Tribunal Administratif d'Orléans — Décision N° TA45-2401858

jeudi 13 février 2025

JuridictionTribunal Administratif d'Orléans
SectionTribunal Administratif d'Orléans
N° DossierTA45-2401858
TypeOrdonnance
PublicationD
Avocat requérantBRAS

Résumé IA

Le Tribunal administratif d'Orléans a été saisi par Mme et M. A d’une requête visant à l’annulation d’un arrêté du 26 septembre 2023 par lequel le maire de Charonville n’a pas fait opposition à une déclaration préalable pour l’implantation d’un pylône de téléphonie mobile. Postérieurement à l’introduction du recours, le maire a retiré cet arrêté par une décision du 14 novembre 2024 devenue définitive. Le tribunal a constaté, sur le fondement de l’article R. 222-1 du code de justice administrative, que les conclusions à fin d’annulation avaient perdu leur objet et qu’il n’y avait donc pas lieu d’y statuer. Il a toutefois condamné la commune à verser 1 500 euros aux requérants au titre de l’article L. 761-1 du même code.

Texte intégral

Vu la procédure suivante :

Par une requête et des mémoires enregistrés le 2 mai 2024, le 21 octobre 2024 et le 3 décembre 2024, Mme et M. A, représentés par Me Bras, demandent au tribunal :

1°) d'annuler l'arrêté du 26 septembre 2023 par lequel le maire de la commune de Charonville n'a pas fait opposition à la déclaration préalable déposée par la société ATC France tendant à l'implantation d'un pylône destiné à accueillir des antennes relais de téléphonie mobile sur une parcelle cadastrée ZB n°28 sur le territoire de la commune de Charonville ;

2°) d'annuler la décision implicite par laquelle le maire de la commune de Charonville a rejeté leur recours gracieux ;

3°) de mettre à la charge de la commune de Charonville une somme de 3 000 euros en application de l'article L. 761-1 du code de justice administrative.

Par un mémoire, enregistré 16 septembre 2024, la société ATC France conclut au non-lieu à statuer.

Par un mémoire en défense, enregistré le 1er octobre 2024, la commune de Charonville conclut au non-lieu à statuer.

Vu les autres pièces du dossier.

Vu le code de justice administrative.

Considérant ce qui suit :

1. Aux termes de l'article R. 222-1 du code de justice administrative : " Les présidents de tribunal administratif () et les présidents de formation de jugement des tribunaux () peuvent, par ordonnance : / () 3° Constater qu'il n'y a pas lieu de statuer sur une requête () / 5° Statuer sur les requêtes qui ne présentent plus à juger de questions autres que la condamnation prévue à l'article L. 761-1 ou la charge des dépens () ".

2. En l'espèce, par arrêté du 26 septembre 2023, le maire de la commune de Charonville n'a pas fait opposition à la déclaration préalable déposée par la société ATC France tendant à l'implantation d'un pylône destiné à accueillir des antennes relais de téléphonie mobile sur le territoire de la commune. Par arrêté du 14 novembre 2024, postérieur à l'introduction de la requête et devenu définitif à la date de la présente ordonnance, le maire a retiré cette non-opposition à la déclaration préalable de la société ATC. Par conséquent, les conclusions à fin d'annulation de la requête de Mme et M. A ont perdu leur objet. Il n'y a donc pas lieu pour le tribunal d'y statuer.

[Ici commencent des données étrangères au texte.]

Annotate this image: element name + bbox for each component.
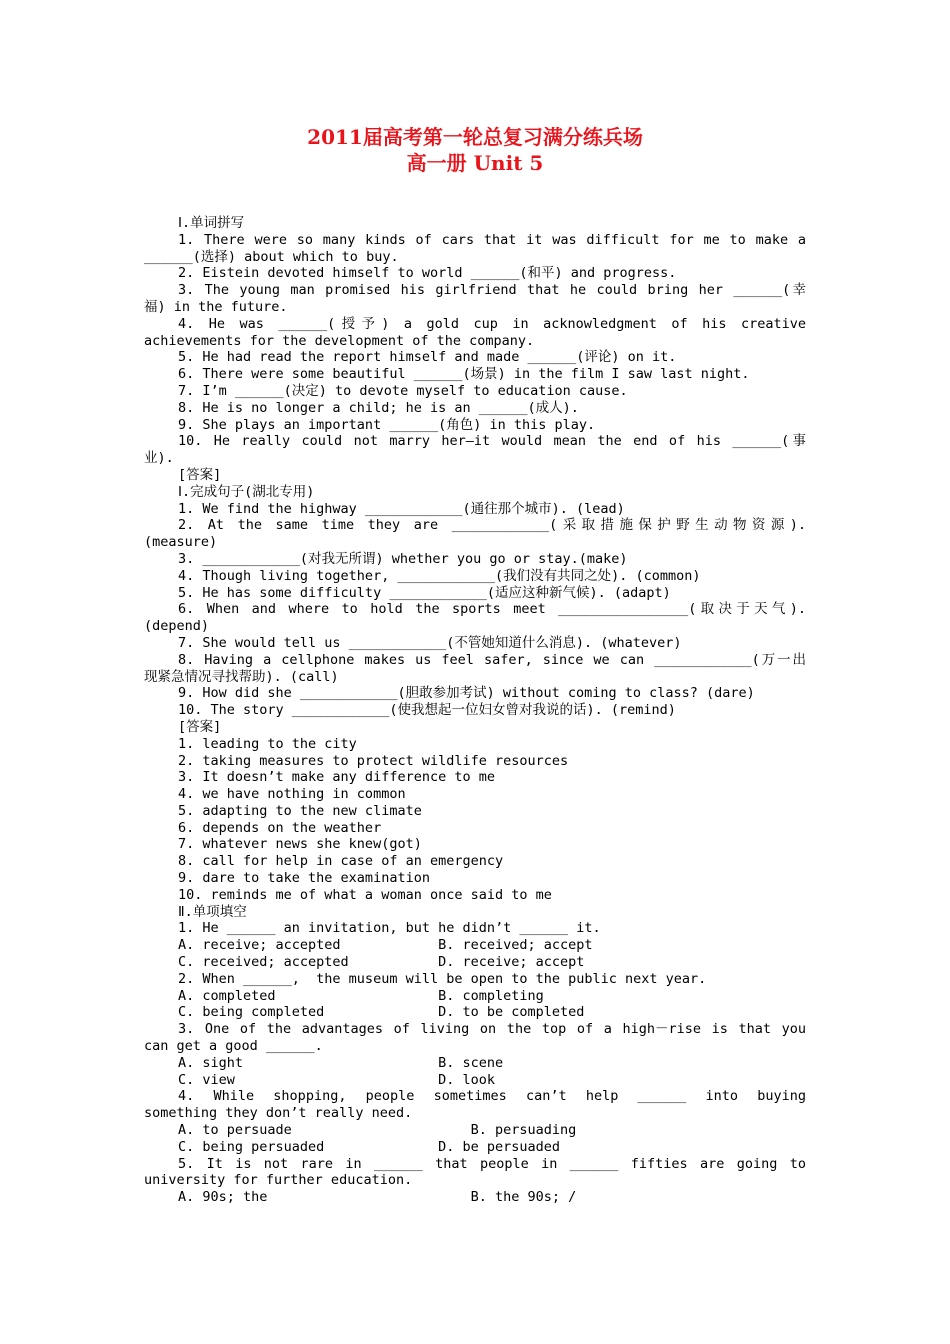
document-body xyxy=(144,215,806,1206)
text-line: 7. whatever news she knew(got) xyxy=(178,836,422,853)
text-line: 6. There were some beautiful ______(场景) in the film I saw last night. xyxy=(178,366,750,383)
text-line: C. being persuaded D. be persuaded xyxy=(178,1138,561,1155)
text-line: 2. At the same time they are ____________(采取措施保护野生动物资源). xyxy=(178,517,806,534)
text-line: ______(选择) about which to buy. xyxy=(144,248,399,265)
document-title: 2011届高考第一轮总复习满分练兵场 xyxy=(307,125,643,149)
text-line: 1. leading to the city xyxy=(178,735,357,752)
text-line: 9. dare to take the examination xyxy=(178,870,430,887)
document-subtitle: 高一册 Unit 5 xyxy=(406,151,544,175)
text-line: 2. taking measures to protect wildlife resources xyxy=(178,752,569,769)
text-line: 4. we have nothing in common xyxy=(178,786,406,803)
text-line: 3. ____________(对我无所谓) whether you go or stay.(make) xyxy=(178,550,628,567)
text-line: 5. He had read the report himself and made ______(评论) on it. xyxy=(178,349,677,366)
text-line: A. completed B. completing xyxy=(178,987,544,1004)
text-line: 5. He has some difficulty ____________(适应这种新气候). (adapt) xyxy=(178,584,671,601)
text-line: A. receive; accepted B. received; accept xyxy=(178,937,593,954)
text-line: 4. He was ______(授予) a gold cup in acknowledgment of his creative xyxy=(178,315,806,332)
text-line: 7. I’m ______(决定) to devote myself to education cause. xyxy=(178,382,628,399)
text-line: can get a good ______. xyxy=(144,1038,323,1055)
text-line: 福) in the future. xyxy=(144,298,288,315)
text-line: 10. He really could not marry her—it would mean the end of his ______(事 xyxy=(178,433,806,450)
text-line: 9. She plays an important ______(角色) in this play. xyxy=(178,416,596,433)
text-line: 10. The story ____________(使我想起一位妇女曾对我说的话). (remind) xyxy=(178,702,676,719)
text-line: 4. While shopping, people sometimes can’t help ______ into buying xyxy=(178,1088,806,1105)
text-line: C. view D. look xyxy=(178,1071,495,1088)
text-line: A. sight B. scene xyxy=(178,1054,504,1071)
text-line: 3. One of the advantages of living on the top of a high－rise is that you xyxy=(178,1021,806,1038)
text-line: 1. We find the highway ____________(通往那个城市). (lead) xyxy=(178,500,625,517)
text-line: 9. How did she ____________(胆敢参加考试) without coming to class? (dare) xyxy=(178,685,755,702)
text-line: 10. reminds me of what a woman once said to me xyxy=(178,886,552,903)
text-line: Ⅰ.完成句子(湖北专用) xyxy=(178,483,315,500)
text-line: C. received; accepted D. receive; accept xyxy=(178,954,585,971)
text-line: 6. depends on the weather xyxy=(178,819,382,836)
text-line: [答案] xyxy=(178,718,222,735)
text-line: (depend) xyxy=(144,618,210,635)
text-line: 5. adapting to the new climate xyxy=(178,802,422,819)
text-line: A. 90s; the B. the 90s; / xyxy=(178,1189,577,1206)
text-line: 6. When and where to hold the sports meet ________________(取决于天气). xyxy=(178,601,806,618)
text-line: [答案] xyxy=(178,466,222,483)
text-line: 3. It doesn’t make any difference to me xyxy=(178,769,495,786)
text-line: A. to persuade B. persuading xyxy=(178,1122,577,1139)
text-line: Ⅰ.单词拼写 xyxy=(178,215,245,231)
text-line: 2. When ______, the museum will be open to the public next year. xyxy=(178,970,707,987)
text-line: something they don’t really need. xyxy=(144,1105,413,1122)
text-line: 7. She would tell us ____________(不管她知道什么消息). (whatever) xyxy=(178,634,682,651)
text-line: C. being completed D. to be completed xyxy=(178,1004,585,1021)
text-line: 4. Though living together, ____________(我们没有共同之处). (common) xyxy=(178,567,701,584)
text-line: 现紧急情况寻找帮助). (call) xyxy=(144,668,339,685)
text-line: 3. The young man promised his girlfriend that he could bring her ______(幸 xyxy=(178,282,806,299)
text-line: achievements for the development of the company. xyxy=(144,332,535,349)
text-line: 8. call for help in case of an emergency xyxy=(178,853,504,870)
text-line: 业). xyxy=(144,450,174,467)
text-line: (measure) xyxy=(144,534,218,551)
text-line: 2. Eistein devoted himself to world ______(和平) and progress. xyxy=(178,265,677,282)
text-line: 8. Having a cellphone makes us feel safer, since we can ____________(万一出 xyxy=(178,651,806,668)
text-line: 8. He is no longer a child; he is an ______(成人). xyxy=(178,399,579,416)
text-line: 1. There were so many kinds of cars that it was difficult for me to make a xyxy=(178,231,806,248)
text-line: Ⅱ.单项填空 xyxy=(178,903,247,920)
text-line: university for further education. xyxy=(144,1172,413,1189)
text-line: 1. He ______ an invitation, but he didn’t ______ it. xyxy=(178,920,601,937)
text-line: 5. It is not rare in ______ that people in ______ fifties are going to xyxy=(178,1155,806,1172)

3. Il y a lieu, dans les circonstances de l'espèce, de mettre à la charge de la commune de Charonville la somme de 1.500 euros à verser aux requérants sur le fondement de l'article L. 761-1 du code de justice administrative.

O R D O N N E :

Article 1er : Il n'y a pas lieu de statuer sur les conclusions à fin d'annulation de la requête de Mme et M. A.

Article 2 : La commune de Charonville versera la somme de 1.500 euros à Mme et M. A. sur le fondement de l'article L. 761-1 du code de justice administrative.

Article 3 : La présente ordonnance sera notifiée à Mme et M. B et Pascal A, à la commune de Charonville et à la SNC ATC France.

Fait à Orléans, le 13 février 2025.

Le président de la 2ème chambre,

Denis LACASSAGNE

La République mande et ordonne au préfet d'Eure-et-Loir en ce qui le concerne ou à tous commissaires de justice à ce requis en ce qui concerne les voies de droit commun, contre les parties privées, de pourvoir à l'exécution de la présente décision.